The Fed could be troubled even further by the bond market, explained Dalio. While Treasuries are nowhere near the dismal status of other sovereign bonds, real yields in the U.S. have already dipped into negative territory. This, says Dalio, could lock the Fed in a spiral where the central bank is forced to buy back bonds from dissatisfied debt holders in order to prop up the economy.

And while the U.S. dollar has weakened, it’s not other currencies that will necessarily benefit from it. As Dalio points out, all fiat money suffers from the same underlying problem, and that will drive investors to seek more reliable stores of wealth.

One of these comes in the form of gold, which Dalio expects to steadily continue on its upwards trajectory. According to prominent analysts, however, the move up could be more explosive than expected. E.B. Tucker, director of Metalla Royalty and Streaming, recently told TheStreet that gold will hit $2,500 by year’s end. Similarly, Bank of America set an 18-month price forecast for gold at $3,000 in April.

The real payoff for holding silver could be nearing

Long-time silver holders have had quite a ride. Since nearing $50 in 2011, the metal fell to a bottom of $12 in March before shooting up to $29 in August, amounting to a 140% climb in just 4 months. As Kitco’s Peter Krauth points out, massive jumps such as these are far from uncommon in the silver market, and several underlying factors suggest that there are more of them to come in the near future.

With precious metals poised to the upside, Krauth examined silver’s performance over similar stretches in the past. Precious metals have had six major runs since 1967, and silver outperformed gold in five of those. Despite the metal’s often-cited utility as a key industrial component, Krauth prefers to focus on silver’s monetary role and expects it to be the true driver of price gains.

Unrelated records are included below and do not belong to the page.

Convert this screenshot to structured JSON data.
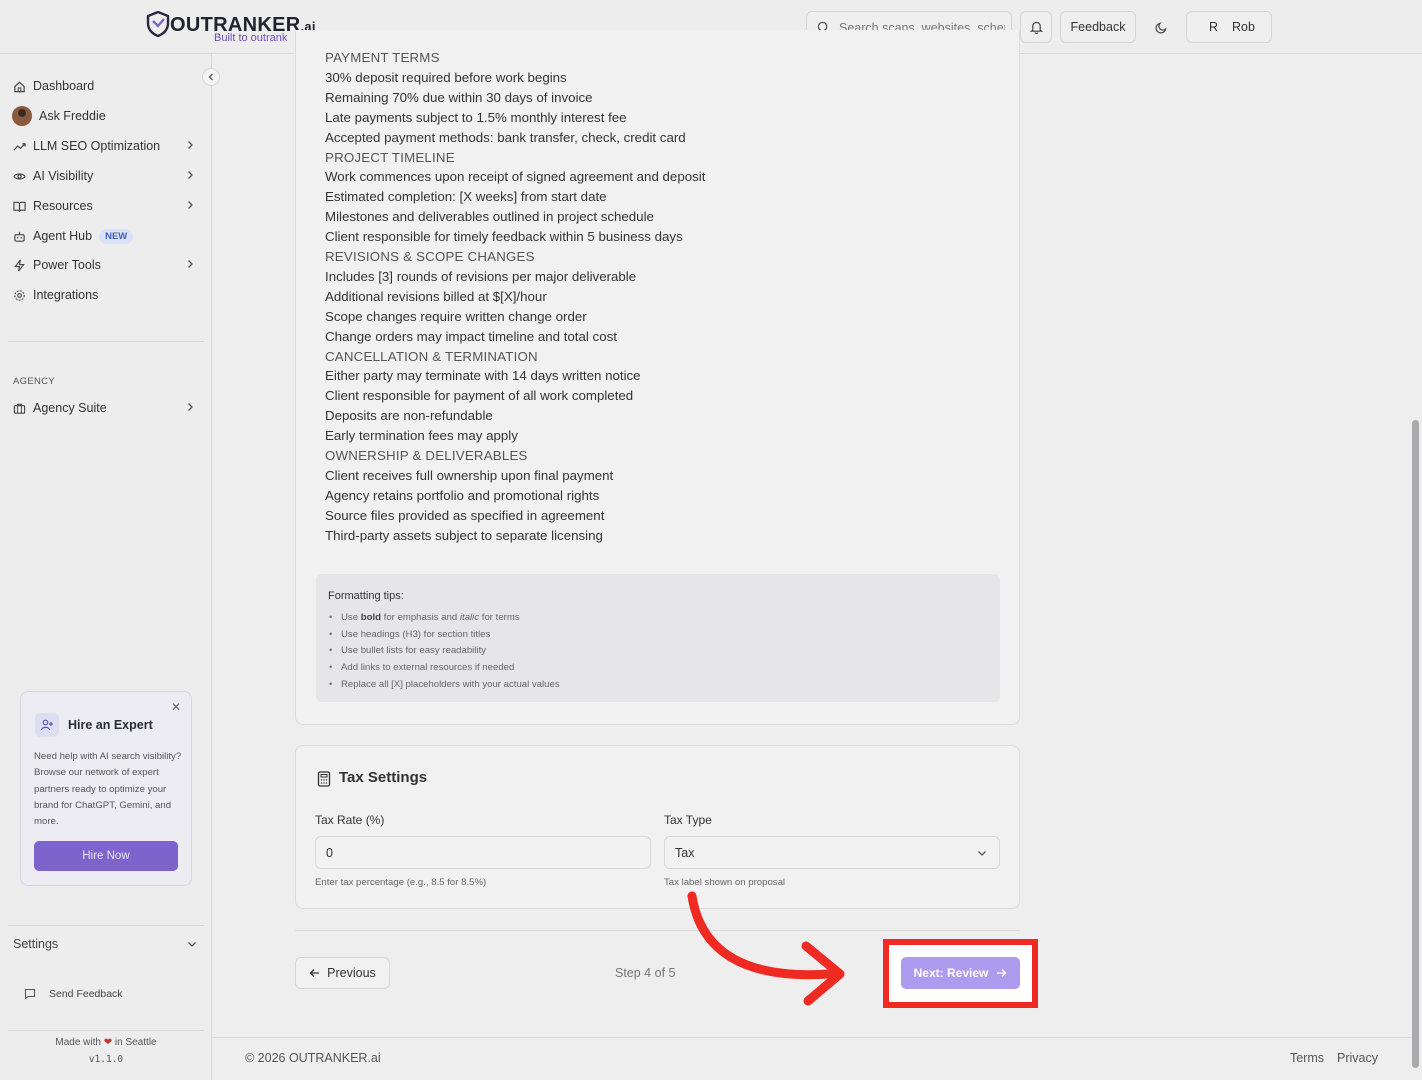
{
  "header": {
    "logo_text": "OUTRANKER",
    "logo_suffix": ".ai",
    "logo_tagline": "Built to outrank",
    "search_placeholder": "Search scans, websites, schemas...",
    "feedback_label": "Feedback",
    "user_initial": "R",
    "user_name": "Rob"
  },
  "sidebar": {
    "items": [
      {
        "label": "Dashboard",
        "icon": "home-icon"
      },
      {
        "label": "Ask Freddie",
        "icon": "avatar"
      },
      {
        "label": "LLM SEO Optimization",
        "icon": "trending-up-icon",
        "chevron": true
      },
      {
        "label": "AI Visibility",
        "icon": "eye-icon",
        "chevron": true
      },
      {
        "label": "Resources",
        "icon": "book-icon",
        "chevron": true
      },
      {
        "label": "Agent Hub",
        "icon": "bot-icon",
        "badge": "NEW"
      },
      {
        "label": "Power Tools",
        "icon": "zap-icon",
        "chevron": true
      },
      {
        "label": "Integrations",
        "icon": "gear-icon"
      }
    ],
    "section_label": "AGENCY",
    "agency_item": "Agency Suite",
    "expert_card": {
      "title": "Hire an Expert",
      "description": "Need help with AI search visibility? Browse our network of expert partners ready to optimize your brand for ChatGPT, Gemini, and more.",
      "button": "Hire Now"
    },
    "settings_label": "Settings",
    "send_feedback": "Send Feedback",
    "made_with_prefix": "Made with",
    "made_with_suffix": "in Seattle",
    "version": "v1.1.0"
  },
  "terms": {
    "lines": [
      {
        "text": "PAYMENT TERMS",
        "head": true
      },
      {
        "text": "30% deposit required before work begins"
      },
      {
        "text": "Remaining 70% due within 30 days of invoice"
      },
      {
        "text": "Late payments subject to 1.5% monthly interest fee"
      },
      {
        "text": "Accepted payment methods: bank transfer, check, credit card"
      },
      {
        "text": "PROJECT TIMELINE",
        "head": true
      },
      {
        "text": "Work commences upon receipt of signed agreement and deposit"
      },
      {
        "text": "Estimated completion: [X weeks] from start date"
      },
      {
        "text": "Milestones and deliverables outlined in project schedule"
      },
      {
        "text": "Client responsible for timely feedback within 5 business days"
      },
      {
        "text": "REVISIONS & SCOPE CHANGES",
        "head": true
      },
      {
        "text": "Includes [3] rounds of revisions per major deliverable"
      },
      {
        "text": "Additional revisions billed at $[X]/hour"
      },
      {
        "text": "Scope changes require written change order"
      },
      {
        "text": "Change orders may impact timeline and total cost"
      },
      {
        "text": "CANCELLATION & TERMINATION",
        "head": true
      },
      {
        "text": "Either party may terminate with 14 days written notice"
      },
      {
        "text": "Client responsible for payment of all work completed"
      },
      {
        "text": "Deposits are non-refundable"
      },
      {
        "text": "Early termination fees may apply"
      },
      {
        "text": "OWNERSHIP & DELIVERABLES",
        "head": true
      },
      {
        "text": "Client receives full ownership upon final payment"
      },
      {
        "text": "Agency retains portfolio and promotional rights"
      },
      {
        "text": "Source files provided as specified in agreement"
      },
      {
        "text": "Third-party assets subject to separate licensing"
      }
    ],
    "tips_title": "Formatting tips:",
    "tips": [
      "Use bold for emphasis and italic for terms",
      "Use headings (H3) for section titles",
      "Use bullet lists for easy readability",
      "Add links to external resources if needed",
      "Replace all [X] placeholders with your actual values"
    ]
  },
  "tax": {
    "title": "Tax Settings",
    "rate_label": "Tax Rate (%)",
    "rate_value": "0",
    "rate_hint": "Enter tax percentage (e.g., 8.5 for 8.5%)",
    "type_label": "Tax Type",
    "type_value": "Tax",
    "type_hint": "Tax label shown on proposal"
  },
  "nav": {
    "previous": "Previous",
    "step": "Step 4 of 5",
    "next": "Next: Review"
  },
  "footer": {
    "copyright": "© 2026 OUTRANKER.ai",
    "terms": "Terms",
    "privacy": "Privacy"
  },
  "colors": {
    "accent": "#7d64cd",
    "next_button": "#ad9bf0",
    "highlight": "#ee2a22"
  }
}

The Annual World Silver Survey by the Silver Institute showed that investment demand for silver rose by 12% in 2019 compared to the previous year. Likewise, the Silver Institute reported that investors bought 10% more silver in the first half of this year compared to the first half of 2019, pointing to a pervasive trend of increasing interest in the metal.

The heightened demand is likely to be challenged by supply restrictions. Estimates show that only 6% of above-ground silver is available for investment in the form of coins and bars, and that only 28.7% of newly-mined silver comes from primary mines, while the rest is made available as a byproduct. This means that, unlike in gold’s case, silver miners can’t simply ramp up production when silver prices go up. This, along with rampant money printing and broad uncertainties, drives Krauth to believe that silver is likely to pass the $37 mark before the end of the year and continue along the same path.